What is a columnstore index and how is different from clustered and non-clustered indexes?


I am confused about the columnstore index.

What is a columnstore index, and how it is different from clustered and non-clustered indexes?


Solution

  • Assume you have a table like below with col1 as primary key:

    col1 (PK) col2 col3
    1 2 3
    4 5 6

    Normal indexes will be stored "row-wise" (per-row), so all the columns of a single given row reside on a single page (assuming a page can hold only one row):

    Page col1 col2 col3
    page1 1 2 3
    page2 4 5 6

    So when you want to read something across multiple rows, e.g. with SUM(col3), SQL Server will need to read both page 1 and page 2 in order to deliver, which is a total "cost" of two pages read in this example.

    With columnstore indexes, the same data will be stored "column-wise", in per-column pages instead:

    Page row1 row2
    page1 1 4
    page2 2 5
    page3 3 6

    This means that if you want to do that same SUM(col3) from before, SQL Server now has to read just one page (page 3), rather than two pages as before.
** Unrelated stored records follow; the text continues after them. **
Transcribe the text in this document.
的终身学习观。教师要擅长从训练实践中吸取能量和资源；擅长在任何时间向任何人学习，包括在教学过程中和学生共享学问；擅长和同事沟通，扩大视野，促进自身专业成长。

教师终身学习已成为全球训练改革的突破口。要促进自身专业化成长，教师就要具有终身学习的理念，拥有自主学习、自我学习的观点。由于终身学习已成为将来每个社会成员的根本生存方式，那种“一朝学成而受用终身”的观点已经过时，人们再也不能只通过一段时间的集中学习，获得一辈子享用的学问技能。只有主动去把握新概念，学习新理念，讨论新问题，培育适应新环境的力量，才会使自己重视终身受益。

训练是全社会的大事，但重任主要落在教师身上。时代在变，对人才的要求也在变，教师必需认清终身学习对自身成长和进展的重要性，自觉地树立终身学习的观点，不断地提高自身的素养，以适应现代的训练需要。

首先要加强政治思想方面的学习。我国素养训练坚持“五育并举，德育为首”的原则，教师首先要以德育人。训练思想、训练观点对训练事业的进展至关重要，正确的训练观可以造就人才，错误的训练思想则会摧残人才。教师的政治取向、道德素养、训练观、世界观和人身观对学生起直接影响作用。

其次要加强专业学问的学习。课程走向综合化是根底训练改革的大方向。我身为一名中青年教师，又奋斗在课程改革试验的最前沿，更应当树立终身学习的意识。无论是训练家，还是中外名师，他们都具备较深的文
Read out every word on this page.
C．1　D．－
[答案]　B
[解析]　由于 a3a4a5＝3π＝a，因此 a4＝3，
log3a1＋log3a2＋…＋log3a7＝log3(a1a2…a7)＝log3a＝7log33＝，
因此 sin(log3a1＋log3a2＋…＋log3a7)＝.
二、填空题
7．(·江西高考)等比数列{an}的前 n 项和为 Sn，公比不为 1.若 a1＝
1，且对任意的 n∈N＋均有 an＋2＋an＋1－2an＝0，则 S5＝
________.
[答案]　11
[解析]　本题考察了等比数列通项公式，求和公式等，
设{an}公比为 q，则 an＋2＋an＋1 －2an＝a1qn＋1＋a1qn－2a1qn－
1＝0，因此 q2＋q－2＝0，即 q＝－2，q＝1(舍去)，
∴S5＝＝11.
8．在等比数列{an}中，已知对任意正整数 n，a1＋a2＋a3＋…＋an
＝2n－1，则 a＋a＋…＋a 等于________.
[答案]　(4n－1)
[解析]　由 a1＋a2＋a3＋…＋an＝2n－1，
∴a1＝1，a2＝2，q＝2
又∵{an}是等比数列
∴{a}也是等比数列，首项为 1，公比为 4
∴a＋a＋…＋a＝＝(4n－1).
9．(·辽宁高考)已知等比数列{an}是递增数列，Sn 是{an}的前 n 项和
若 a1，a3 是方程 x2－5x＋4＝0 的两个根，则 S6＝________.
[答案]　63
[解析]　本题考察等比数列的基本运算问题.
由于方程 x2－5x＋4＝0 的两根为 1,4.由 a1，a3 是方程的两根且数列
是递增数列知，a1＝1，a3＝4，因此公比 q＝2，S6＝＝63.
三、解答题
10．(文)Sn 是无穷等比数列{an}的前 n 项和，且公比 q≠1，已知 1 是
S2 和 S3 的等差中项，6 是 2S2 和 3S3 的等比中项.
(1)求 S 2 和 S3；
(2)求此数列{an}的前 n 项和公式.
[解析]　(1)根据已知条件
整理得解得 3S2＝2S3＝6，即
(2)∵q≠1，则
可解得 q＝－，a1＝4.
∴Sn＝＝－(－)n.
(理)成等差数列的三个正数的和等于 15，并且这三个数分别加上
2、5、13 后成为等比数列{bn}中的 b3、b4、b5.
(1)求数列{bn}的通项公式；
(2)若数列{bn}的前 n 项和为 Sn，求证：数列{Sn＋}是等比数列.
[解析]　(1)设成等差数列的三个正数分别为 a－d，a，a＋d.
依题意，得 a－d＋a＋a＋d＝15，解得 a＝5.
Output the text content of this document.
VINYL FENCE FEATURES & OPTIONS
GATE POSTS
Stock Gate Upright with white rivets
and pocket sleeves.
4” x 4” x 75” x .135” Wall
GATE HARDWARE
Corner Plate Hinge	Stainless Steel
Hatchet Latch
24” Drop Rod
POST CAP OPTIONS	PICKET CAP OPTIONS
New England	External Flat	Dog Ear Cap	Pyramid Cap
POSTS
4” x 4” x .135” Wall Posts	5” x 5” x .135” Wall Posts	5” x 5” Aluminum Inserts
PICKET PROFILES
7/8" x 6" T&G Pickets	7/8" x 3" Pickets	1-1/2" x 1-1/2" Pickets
    Columnstore indexes provide a clear benefit for column-centric queries because they allow the processing engine to make fewer reads of data that it doesn't need, using less memory and I/O.

    As a result, in large tables where such queries are run frequently, the performance benefit of an appropriate columnstore index can be enormous (up to 10x performance and data compression gains according to the Microsoft SQL docs).